Ok so I was trying to clone 512gb nvme ssd to my new 2tb drive with clonezilla and it keeps taking me to automatic repair. I unplugged the original drive and replaced it with the new one before booting. I ran a chkdsk both times before cloning.
The first time I cloned the drive i used these settings:
device to device beginer disk to local disk Chose my source and target Skip disk checking -k0 use source partition table
Then I tried these settings:
device to device expert disk to local disk Chose my source and target Left everything as default -k1 Create partition table proportionally
I also plan on partitioning half of the drive so that I can dual boot linux as Window 10 is reaching eol and I don’t want anything to do with Windows 11 and I still need Windows for gaming.
I never have luck doing anything like this with windows.
I had the same issue, you need to run sysprep inside Windows immediately before you create the image. https://learn.microsoft.com/en-us/windows-hardware/manufacture/desktop/sysprep--generalize--a-windows-installation?view=windows-11
I’m not really sure about what it could be, did you try messing around with the hibernation settings? Maybe its trying to recover hibernation info and its somehow upset with the new disk? Also how did you expand the partition? There is a chance that something didn’t get updated properly during the expantion.

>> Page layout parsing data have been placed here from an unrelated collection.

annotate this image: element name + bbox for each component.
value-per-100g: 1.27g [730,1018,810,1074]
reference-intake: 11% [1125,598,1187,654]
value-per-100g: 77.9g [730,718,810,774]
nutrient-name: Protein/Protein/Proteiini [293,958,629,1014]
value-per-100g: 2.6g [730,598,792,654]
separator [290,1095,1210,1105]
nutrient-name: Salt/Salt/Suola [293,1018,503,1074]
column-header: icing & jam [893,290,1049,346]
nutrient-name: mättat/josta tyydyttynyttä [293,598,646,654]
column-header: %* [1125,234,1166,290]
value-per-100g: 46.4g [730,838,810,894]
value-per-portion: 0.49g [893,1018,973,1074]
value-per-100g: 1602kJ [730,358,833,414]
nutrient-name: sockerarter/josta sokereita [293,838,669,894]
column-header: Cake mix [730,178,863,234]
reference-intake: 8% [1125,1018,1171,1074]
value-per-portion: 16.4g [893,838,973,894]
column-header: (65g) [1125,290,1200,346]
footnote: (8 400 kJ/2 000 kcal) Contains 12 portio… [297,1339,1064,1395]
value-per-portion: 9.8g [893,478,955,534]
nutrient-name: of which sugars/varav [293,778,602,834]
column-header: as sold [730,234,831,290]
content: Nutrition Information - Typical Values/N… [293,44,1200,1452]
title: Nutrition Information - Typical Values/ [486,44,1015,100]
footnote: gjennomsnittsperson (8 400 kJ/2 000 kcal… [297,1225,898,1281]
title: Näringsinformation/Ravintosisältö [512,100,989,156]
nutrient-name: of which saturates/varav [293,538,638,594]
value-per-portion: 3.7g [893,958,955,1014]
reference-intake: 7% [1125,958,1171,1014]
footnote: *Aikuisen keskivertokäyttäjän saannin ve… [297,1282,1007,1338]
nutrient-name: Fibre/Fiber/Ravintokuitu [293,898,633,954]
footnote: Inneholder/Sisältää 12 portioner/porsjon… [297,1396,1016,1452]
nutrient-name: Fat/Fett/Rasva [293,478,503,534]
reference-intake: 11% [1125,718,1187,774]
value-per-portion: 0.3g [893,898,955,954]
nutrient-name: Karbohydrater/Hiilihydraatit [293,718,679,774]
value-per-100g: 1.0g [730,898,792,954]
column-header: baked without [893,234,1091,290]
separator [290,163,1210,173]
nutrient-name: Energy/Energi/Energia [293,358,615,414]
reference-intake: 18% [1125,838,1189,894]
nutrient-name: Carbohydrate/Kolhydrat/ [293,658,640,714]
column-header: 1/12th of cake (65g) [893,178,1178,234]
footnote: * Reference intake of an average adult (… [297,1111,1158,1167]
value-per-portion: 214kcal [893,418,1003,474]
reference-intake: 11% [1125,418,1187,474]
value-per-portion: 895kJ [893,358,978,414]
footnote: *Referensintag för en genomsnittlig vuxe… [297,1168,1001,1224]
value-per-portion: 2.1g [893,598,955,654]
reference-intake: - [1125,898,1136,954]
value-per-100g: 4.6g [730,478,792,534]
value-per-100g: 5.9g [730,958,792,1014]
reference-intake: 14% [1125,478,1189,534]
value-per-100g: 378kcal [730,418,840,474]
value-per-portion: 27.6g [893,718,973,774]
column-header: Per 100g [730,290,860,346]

Sorry if i’m spewing bullshit, i havent touched win10 in such an extended matter in years.
Do it again but do this first.
Make sure your new drive is recognized on your old setup. This makes sure the drive and controller is set up in the OS.
If it’s still problematic, look up “sysprep” and do that before shutting down and cloning.
If that doesn’t work, see if the new drive has a migration until provided by its OEM.
I just booted into the old drive and plug the new drive into using an nvme to usb c and it did not show up on disk management. However when I used an adapter to plug it in to the usb 2.0 and 3.0 inferfaces it showed up and I saw this:
note: Disk 2 is the new drive and Disk 1 is the original.
Did you try running the repair to see if it fixes it?
The reason is the boot drive now has a different ID, so Windows can’t boot from it. So it assumes (rightly so) that the boot drive has changed and launches into repair to fix it. This is something repair can fix for you normally.
Another way is to open up a command prompt in the repair environment (or from a Windows USB stick). Then use the bcdtool to edit the boot options and tell it to use the correct drive. There are plenty of instructions on this found with a simple Google search.
The cloning probably went fine, so don’t assume it has anything to do with that. Just a completely different ssd which trips up the boot.
Notably on Linux device ID are also normally used, so you would have the same kind of issue. Ignore all the Linux fanboys that go Windows bad Linux good and don’t actually help you.
Are you booting EFI with Windows, or is the old drive MBR?
EFI. The BIOS is locked and I cannot disable secure boot.
clones are never reliable
always use a fresh install
There’s lots of variables here including your expertise level with tech. I would suggest doing it again, sometimes clones don’t work and a second clone could.
Also I assume that that the new drive works with a fresh install (excluding intel RST shenanigans) and that you tested this?
Also when you go into automatic repair what options does it suggest? I’ve had many clone go weird and yet booting once in safe mode with just a reboot in safe mode fixes it.
Also if I might why Clonezilla rather than a windows aware cloner like Acronis? Also did you have both drives in the motherboard when you clone or were you using a USB adapter?
It’s been a while but I always had good luck with macrium reflect
No longer free
That sucks. Can you download the older versions? I know I have some on my drive.
Not directly from macrium. I also wouldn’t recommend using software from unofficial sources or that are out of date. Especially when it comes to your data. I use disk genius now. Works a treat.
Typically, I’ve fixed this with a Windows install stick and using the bcdboot command to rebuild the BCD from scratch.
I use disk genius. It’s pretty great. Haven’t had a single failed clone yet.
Thanks for the reply. I was able to clone it last night using that software. Thank you.
If you can, I recommend taking a full image of the old device and dumping it onto the new one (since the new one is bigger, this should work just fine. This will preserve all filesystem IDs and partition table quirks that may be triggering windows to repair itself.
You can do this with a command like:
dd if=/dev/sda of=/path/to/full_image.dat
Where /dev/sda is your old disk (may be sdb or sdc, use blkid to find out)
Then do the opposite on the new drive
dd if=/path/to/full_image.dat of=/dev/sdb
Where /dev/sdb is your new drive (may have a different letter)
If you can plug th both in to the same machine, you can copy the image directly
dd if=/dev/sda of=/dev/sdb
There are other dd params that may make the copy faster, but they don’t change the result. Note that dd is silent when working, but you can send signal USR1 to get progress
Ctrl-z to interrupt dd bg To continue the dd job in the background kill -s USR1 $(pgrep dd) to get a progress message
Another approach is to use ddrescue instead of Clonezilla.